Goldsmith was born and raised in Ireland. After he graduated from Trinity College, Dublin, in 1749, his misadventures as a young man included attempting to emigrate to America (which failed when he missed the boat), gambling away the money that was to enrol him in law studies at Dublin, dropping medical studies at Edinburgh after a year and a half of non-attendance (although he later claimed to have a medical degree), and playing the flute to pay his way on a walking tour of Europe.

Actually, those are all happenstances that would endear him to me. It's his writing that turns me off.

In 1756 he landed in England, broke. There he turned to churning out hack journalism, translations and children's books. One of his more substantial works of this period is the booklet Enquiry into the State of Polite Learning in Europe, his first work to drop the traditional British stiffness of style. It was well received. Also noteworthy is his essay The Citizen of the World, which gained him some fame as a literary critic, although some of his prose here seems "borrowed" from other writers.

His long poem The Traveller (1764) was also popular in his day, going through nine editions in ten years.

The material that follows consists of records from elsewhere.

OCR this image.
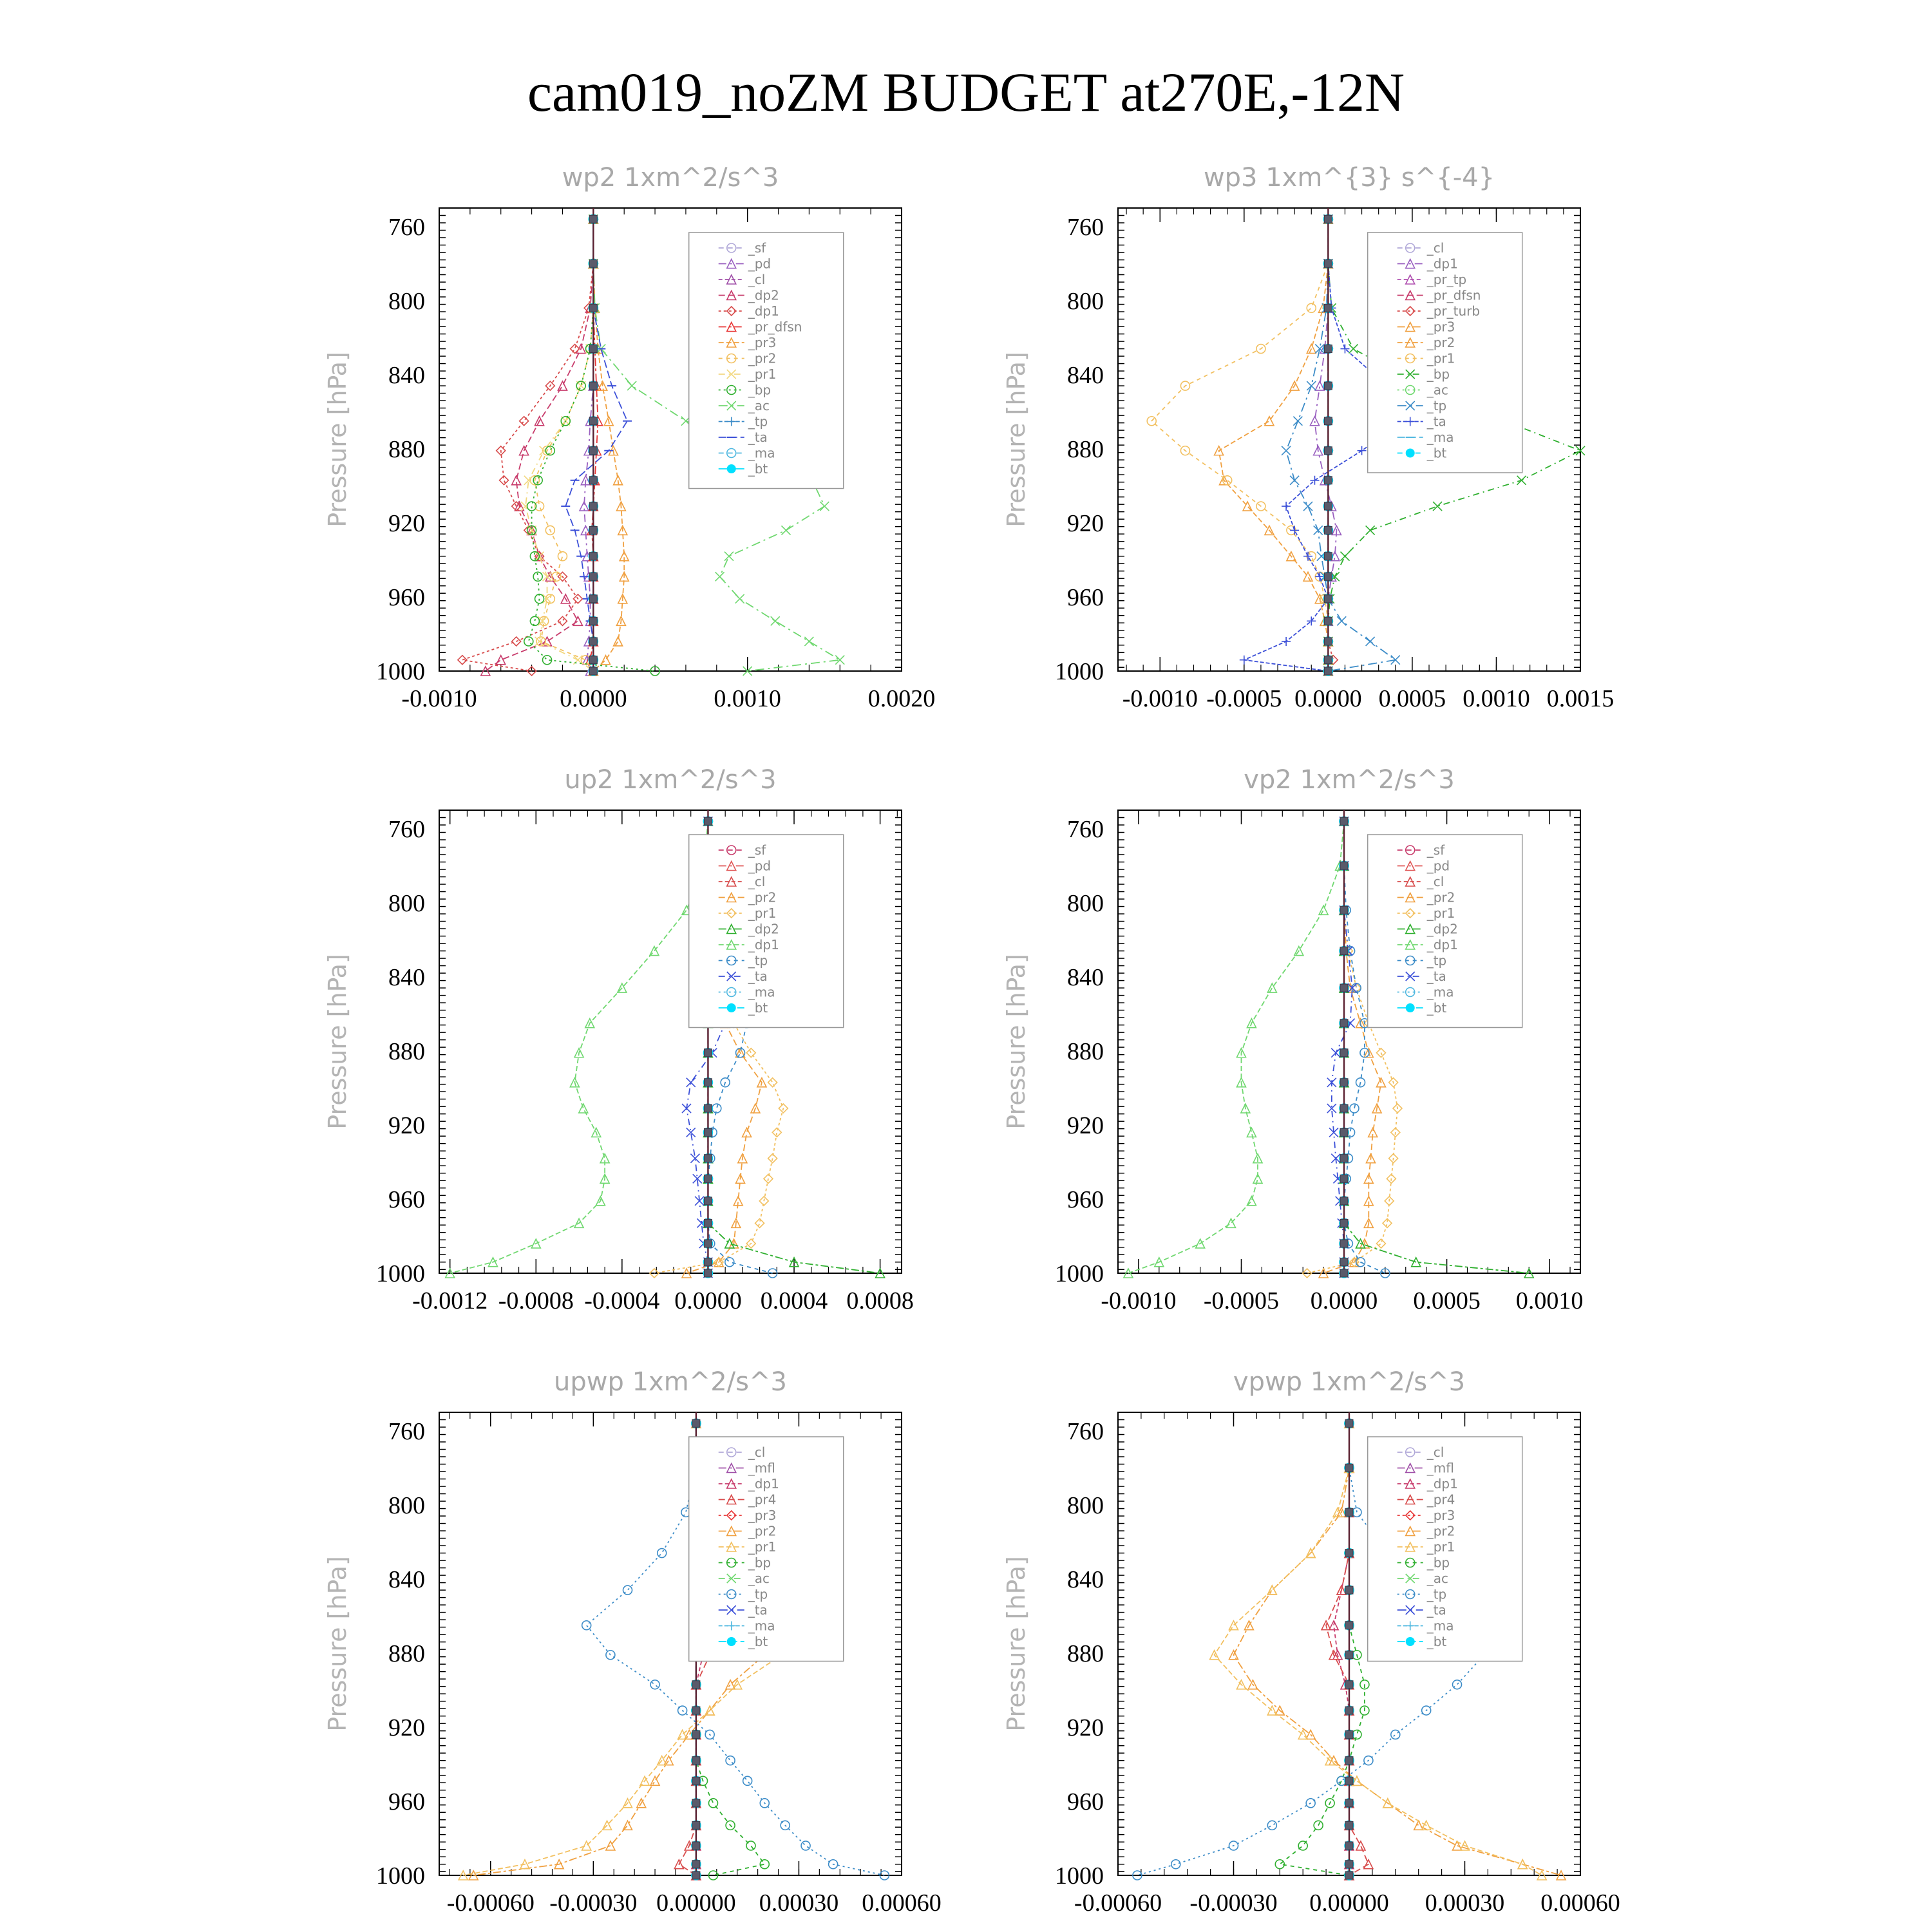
cam019_noZM BUDGET at270E,-12N
wp2 1xm^2/s^3
760
800
840
880
920
960
1000
-0.0010	0.0000	0.0010	0.0020
Pressure [hPa]
_sf
_pd
_cl
_dp2
_dp1
_pr_dfsn
_pr3
_pr2
_pr1
_bp
_ac
_tp
_ta
_ma
_bt
wp3 1xm^{3} s^{-4}
760
800
840
880
920
960
1000
-0.0010 -0.0005 0.0000 0.0005 0.0010 0.0015
Pressure [hPa]
_cl
_dp1
_pr_tp
_pr_dfsn
_pr_turb
_pr3
_pr2
_pr1
_bp
_ac
_tp
_ta
_ma
_bt
up2 1xm^2/s^3
760
800
840
880
920
960
1000
-0.0012 -0.0008 -0.0004 0.0000 0.0004 0.0008
Pressure [hPa]
_sf
_pd
_cl
_pr2
_pr1
_dp2
_dp1
_tp
_ta
_ma
_bt
vp2 1xm^2/s^3
760
800
840
880
920
960
1000
-0.0010 -0.0005 0.0000 0.0005 0.0010
Pressure [hPa]
_sf
_pd
_cl
_pr2
_pr1
_dp2
_dp1
_tp
_ta
_ma
_bt
upwp 1xm^2/s^3
760
800
840
880
920
960
1000
-0.00060 -0.00030 0.00000 0.00030 0.00060
Pressure [hPa]
_cl
_mfl
_dp1
_pr4
_pr3
_pr2
_pr1
_bp
_ac
_tp
_ta
_ma
_bt
vpwp 1xm^2/s^3
760
800
840
880
920
960
1000
-0.00060 -0.00030 0.00000 0.00030 0.00060
Pressure [hPa]
_cl
_mfl
_dp1
_pr4
_pr3
_pr2
_pr1
_bp
_ac
_tp
_ta
_ma
_bt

So Goldsmith had by this time achieved a little success as a poet, critic and essayist, and he belonged to Samuel Johnson's circle of literary lights. But his dissolute lifestyle continually led him to the brink of financial disaster. The story goes that Johnson once found him unable to pay his rent, being threatened with eviction. To get him out of difficulties, the good doctor immediately sold Goldsmith's manuscript of an unpublished novel to a bookseller for sixty pounds. In this way The Vicar of Wakefield (1766) found its public, according to this possibly fanciful account. The novel which gently satirizes a good man taken advantage of by scoundrels was popular in its time and has remained a sentimental favourite ever since.

Having had hits in poetry and prose, Goldsmith turned next to drama. His first attempt was the comedy The Good Natured Man (1768). Its low style, which purposely affronted the genteel sensibilities of English theatre audiences, was only a middling success on stage, but it became popular with the reading public in print.

He switched back to poetry with The Deserted Village (1770), but his biggest success then came with the play She Stoops to Conquer (1773). He had great obstacles in getting it produced, given his mission of replacing the decorous, sentimental comedy fashionable at the time with laugh-out-loud comedy in the vernacular. However, She Stoops to Conquer turned out to be a massive hit and has been a standard part of the theatrical repertoire ever since.

You'd think these successes would set Goldsmith up for life as a literary figure, and he would continue producing important works. Instead he returned to non-fictional hack work, mainly superficial histories, to meet his continual need for cash. But his drinking, gambling and erratic ways always returned him to debt, the state in which he soon died, likely as a result of trying to treat an illness with a dose from his own prescription.

The man of letters Horace Walpole described Goldsmith as an "inspired idiot" and it's hard to dispute this. His life and death would certainly support the latter part of this claim. Yet his ability to produce works in all literary forms, gaining public acclaim despite going against the established tradition of fine writing at the time, certainly justifies the "inspired" label. This achievement is not to be denied and may win for Goldsmith credit as an innovator who changed literary history for the better.

But whether his works deserve to stand with the greatest of all time is another question.

Without giving them extra marks for knowing what they were up against, my estimation is they should be considered good but rather forgettable creations.

Which is, of course, refuted if numerous readers now write me to say they do remember and appreciate his writing. Someone seems to be keeping his work alive.